The city attracted peoples such as the Babylonians, the Mitanni, the Hittites of Anatolia (modern-day Turkey), the Canaanites of Ugarit, the Phoenicians of Byblos and Tyre, the Minoans from the island of Crete. A prince from Hittite prince from Anatolia even came to marry with the widow of Tutankhaten, Ankhesenamun. The political and military importance of the city, however, faded during the Late Period of ancient Egypt, with Thebes being replaced as political capital by several cities in Northern Egypt, such as Bubastis, Sais and finally Alexandria.

However, as the city of the god Amon-Ra, Thebes remained the religious capital of Egypt until the Greek Period. The main god of the city was Amon, who was worshipped together with his wife, the Goddess Mut, and their son Khonsu, the God of the moon. With the rise of Thebes as the foremost city of Egypt, the local god Amon rose in importance as well and became linked to the sun god Ra, thus creating the new 'king of gods' Amon-Ra. His great temple, at Karnak just north of Thebes, was the most important temple of Egypt right until the end of antiquity.

Later, the city was attacked by Assyrian emperor Assurbanipal who installed the Libyan prince on the throne, Psammetichus.
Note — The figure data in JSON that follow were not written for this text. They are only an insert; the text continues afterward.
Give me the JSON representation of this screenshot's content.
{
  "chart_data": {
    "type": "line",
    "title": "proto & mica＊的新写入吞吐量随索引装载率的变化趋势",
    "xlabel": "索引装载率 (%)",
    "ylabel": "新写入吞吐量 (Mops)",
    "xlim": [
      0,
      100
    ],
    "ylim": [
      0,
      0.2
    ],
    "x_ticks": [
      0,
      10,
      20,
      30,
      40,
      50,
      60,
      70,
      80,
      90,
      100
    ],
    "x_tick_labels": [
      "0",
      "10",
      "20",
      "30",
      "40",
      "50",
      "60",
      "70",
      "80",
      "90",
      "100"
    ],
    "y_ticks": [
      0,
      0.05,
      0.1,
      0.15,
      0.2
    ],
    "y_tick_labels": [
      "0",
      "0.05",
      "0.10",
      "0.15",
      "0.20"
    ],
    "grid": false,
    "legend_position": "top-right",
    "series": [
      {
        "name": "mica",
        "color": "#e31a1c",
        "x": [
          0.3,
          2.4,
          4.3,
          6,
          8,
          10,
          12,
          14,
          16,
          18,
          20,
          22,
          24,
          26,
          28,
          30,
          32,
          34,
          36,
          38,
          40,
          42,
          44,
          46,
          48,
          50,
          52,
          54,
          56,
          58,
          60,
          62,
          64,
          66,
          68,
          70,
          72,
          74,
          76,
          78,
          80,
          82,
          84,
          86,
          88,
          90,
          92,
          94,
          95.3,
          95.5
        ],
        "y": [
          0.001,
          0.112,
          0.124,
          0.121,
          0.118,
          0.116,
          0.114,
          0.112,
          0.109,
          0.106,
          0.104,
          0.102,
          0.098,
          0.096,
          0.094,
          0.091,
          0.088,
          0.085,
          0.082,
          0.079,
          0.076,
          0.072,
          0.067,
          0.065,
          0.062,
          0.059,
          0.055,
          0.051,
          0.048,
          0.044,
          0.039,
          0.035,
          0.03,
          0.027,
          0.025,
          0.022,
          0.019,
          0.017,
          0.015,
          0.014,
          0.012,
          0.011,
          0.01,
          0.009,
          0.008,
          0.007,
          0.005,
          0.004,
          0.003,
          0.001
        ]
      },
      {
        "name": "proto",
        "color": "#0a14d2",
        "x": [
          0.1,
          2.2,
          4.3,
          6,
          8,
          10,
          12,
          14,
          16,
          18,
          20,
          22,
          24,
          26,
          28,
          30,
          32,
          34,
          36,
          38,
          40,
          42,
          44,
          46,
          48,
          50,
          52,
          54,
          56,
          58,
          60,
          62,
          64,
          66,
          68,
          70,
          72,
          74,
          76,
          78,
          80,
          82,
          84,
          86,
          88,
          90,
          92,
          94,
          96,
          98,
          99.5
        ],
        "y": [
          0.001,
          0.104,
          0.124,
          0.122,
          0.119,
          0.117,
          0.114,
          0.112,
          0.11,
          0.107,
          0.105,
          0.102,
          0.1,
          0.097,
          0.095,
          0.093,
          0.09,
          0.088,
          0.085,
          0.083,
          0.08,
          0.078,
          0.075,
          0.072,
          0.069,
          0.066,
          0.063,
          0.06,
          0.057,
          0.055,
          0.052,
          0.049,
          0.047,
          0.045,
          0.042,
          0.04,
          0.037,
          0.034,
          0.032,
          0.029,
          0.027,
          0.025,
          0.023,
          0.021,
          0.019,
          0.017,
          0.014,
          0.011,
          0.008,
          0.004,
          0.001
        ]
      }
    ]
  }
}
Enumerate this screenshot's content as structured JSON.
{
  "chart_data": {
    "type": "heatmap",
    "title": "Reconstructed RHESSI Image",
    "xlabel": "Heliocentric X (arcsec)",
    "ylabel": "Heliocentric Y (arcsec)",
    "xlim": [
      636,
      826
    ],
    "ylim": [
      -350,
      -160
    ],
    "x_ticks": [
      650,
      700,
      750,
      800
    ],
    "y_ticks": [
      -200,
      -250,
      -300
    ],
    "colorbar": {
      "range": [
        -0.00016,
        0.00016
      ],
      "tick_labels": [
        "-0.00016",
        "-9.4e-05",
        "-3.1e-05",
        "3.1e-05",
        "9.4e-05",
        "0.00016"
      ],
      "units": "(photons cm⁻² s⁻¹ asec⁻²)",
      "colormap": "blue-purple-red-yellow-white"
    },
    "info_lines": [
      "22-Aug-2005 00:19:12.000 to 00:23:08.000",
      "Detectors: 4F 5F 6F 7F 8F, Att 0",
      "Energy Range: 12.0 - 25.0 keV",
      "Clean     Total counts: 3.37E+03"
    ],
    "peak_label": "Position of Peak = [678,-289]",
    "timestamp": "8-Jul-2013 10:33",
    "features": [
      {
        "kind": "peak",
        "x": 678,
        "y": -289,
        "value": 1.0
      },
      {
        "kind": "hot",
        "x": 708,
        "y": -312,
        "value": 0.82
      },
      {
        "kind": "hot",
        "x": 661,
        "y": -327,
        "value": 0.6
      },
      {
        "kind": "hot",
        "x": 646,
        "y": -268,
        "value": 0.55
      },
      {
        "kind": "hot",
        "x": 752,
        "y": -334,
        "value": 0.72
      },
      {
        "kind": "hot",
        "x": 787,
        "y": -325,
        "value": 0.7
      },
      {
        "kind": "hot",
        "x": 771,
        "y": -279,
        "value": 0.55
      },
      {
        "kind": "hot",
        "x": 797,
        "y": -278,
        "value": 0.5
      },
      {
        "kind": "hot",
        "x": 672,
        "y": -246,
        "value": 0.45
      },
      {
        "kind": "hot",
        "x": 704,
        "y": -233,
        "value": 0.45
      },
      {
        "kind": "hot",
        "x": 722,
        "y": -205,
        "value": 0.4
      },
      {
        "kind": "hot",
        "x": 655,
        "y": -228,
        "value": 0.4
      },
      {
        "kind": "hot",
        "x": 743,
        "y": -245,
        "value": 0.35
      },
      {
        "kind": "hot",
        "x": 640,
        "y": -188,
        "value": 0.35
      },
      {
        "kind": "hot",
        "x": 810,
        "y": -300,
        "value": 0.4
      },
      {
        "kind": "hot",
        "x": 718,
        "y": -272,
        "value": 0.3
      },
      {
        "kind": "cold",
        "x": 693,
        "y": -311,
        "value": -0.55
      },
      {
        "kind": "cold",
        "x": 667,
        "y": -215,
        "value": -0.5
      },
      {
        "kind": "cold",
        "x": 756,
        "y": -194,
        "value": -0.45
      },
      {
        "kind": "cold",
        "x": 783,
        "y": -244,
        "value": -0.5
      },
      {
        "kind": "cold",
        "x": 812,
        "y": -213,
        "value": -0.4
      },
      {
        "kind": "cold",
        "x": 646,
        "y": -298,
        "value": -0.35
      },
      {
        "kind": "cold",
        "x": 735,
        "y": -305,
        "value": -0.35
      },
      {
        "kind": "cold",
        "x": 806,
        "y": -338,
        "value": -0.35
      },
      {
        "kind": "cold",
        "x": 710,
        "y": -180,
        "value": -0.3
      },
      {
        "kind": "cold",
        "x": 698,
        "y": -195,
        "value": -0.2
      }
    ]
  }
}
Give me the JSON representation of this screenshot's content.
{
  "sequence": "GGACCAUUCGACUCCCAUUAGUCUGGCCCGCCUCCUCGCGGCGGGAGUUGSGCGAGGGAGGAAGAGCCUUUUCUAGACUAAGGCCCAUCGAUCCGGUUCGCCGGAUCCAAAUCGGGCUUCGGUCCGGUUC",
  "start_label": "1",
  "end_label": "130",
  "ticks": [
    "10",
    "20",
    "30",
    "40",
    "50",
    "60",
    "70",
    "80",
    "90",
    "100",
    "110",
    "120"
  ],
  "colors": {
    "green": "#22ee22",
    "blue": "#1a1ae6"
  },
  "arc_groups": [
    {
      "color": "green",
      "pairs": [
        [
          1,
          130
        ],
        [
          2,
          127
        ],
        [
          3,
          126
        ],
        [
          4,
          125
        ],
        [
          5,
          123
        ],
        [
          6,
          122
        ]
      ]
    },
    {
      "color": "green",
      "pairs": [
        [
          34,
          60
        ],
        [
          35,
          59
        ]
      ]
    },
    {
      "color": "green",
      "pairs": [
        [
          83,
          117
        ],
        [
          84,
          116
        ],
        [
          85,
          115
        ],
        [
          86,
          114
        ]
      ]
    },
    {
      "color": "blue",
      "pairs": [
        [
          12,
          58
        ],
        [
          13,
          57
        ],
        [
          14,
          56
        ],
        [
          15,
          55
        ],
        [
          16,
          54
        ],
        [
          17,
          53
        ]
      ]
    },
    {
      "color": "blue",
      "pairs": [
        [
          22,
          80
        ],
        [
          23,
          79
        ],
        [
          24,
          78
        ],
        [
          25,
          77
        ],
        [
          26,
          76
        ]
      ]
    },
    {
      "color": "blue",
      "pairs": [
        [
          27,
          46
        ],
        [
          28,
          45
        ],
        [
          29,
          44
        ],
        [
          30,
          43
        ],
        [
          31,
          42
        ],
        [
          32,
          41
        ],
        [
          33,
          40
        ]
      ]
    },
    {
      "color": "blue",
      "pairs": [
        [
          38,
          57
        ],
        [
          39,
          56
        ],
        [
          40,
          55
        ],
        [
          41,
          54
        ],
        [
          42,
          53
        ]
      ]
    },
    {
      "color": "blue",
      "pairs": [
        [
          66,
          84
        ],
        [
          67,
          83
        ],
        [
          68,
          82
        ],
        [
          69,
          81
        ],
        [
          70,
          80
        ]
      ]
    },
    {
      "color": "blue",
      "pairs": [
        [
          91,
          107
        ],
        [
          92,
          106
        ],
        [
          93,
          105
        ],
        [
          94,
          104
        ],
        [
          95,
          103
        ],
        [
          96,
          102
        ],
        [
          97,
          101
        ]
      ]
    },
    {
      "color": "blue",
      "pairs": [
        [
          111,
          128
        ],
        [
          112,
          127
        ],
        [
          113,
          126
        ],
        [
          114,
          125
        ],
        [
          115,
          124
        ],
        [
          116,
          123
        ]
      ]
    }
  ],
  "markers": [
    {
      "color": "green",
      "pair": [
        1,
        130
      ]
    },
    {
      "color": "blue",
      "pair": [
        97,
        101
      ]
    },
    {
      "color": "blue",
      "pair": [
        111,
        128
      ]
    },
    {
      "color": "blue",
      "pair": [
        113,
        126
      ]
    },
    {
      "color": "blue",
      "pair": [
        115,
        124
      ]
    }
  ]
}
The city of Thebes was in ruins and fell in significance. However, Alexander the Great did arrive at the temple of Amun, where the statue of the god was transferred from Karnak during the Opet Festival, the great religious feast. The grandeur of Thebes would still remain a site of spirituality, and attracted numerous Christian monks in the Roman Empire who established monasteries amidst several ancient monuments including the temple of Hatshepsut, now called Deir el-Bahri ("the northern monastery").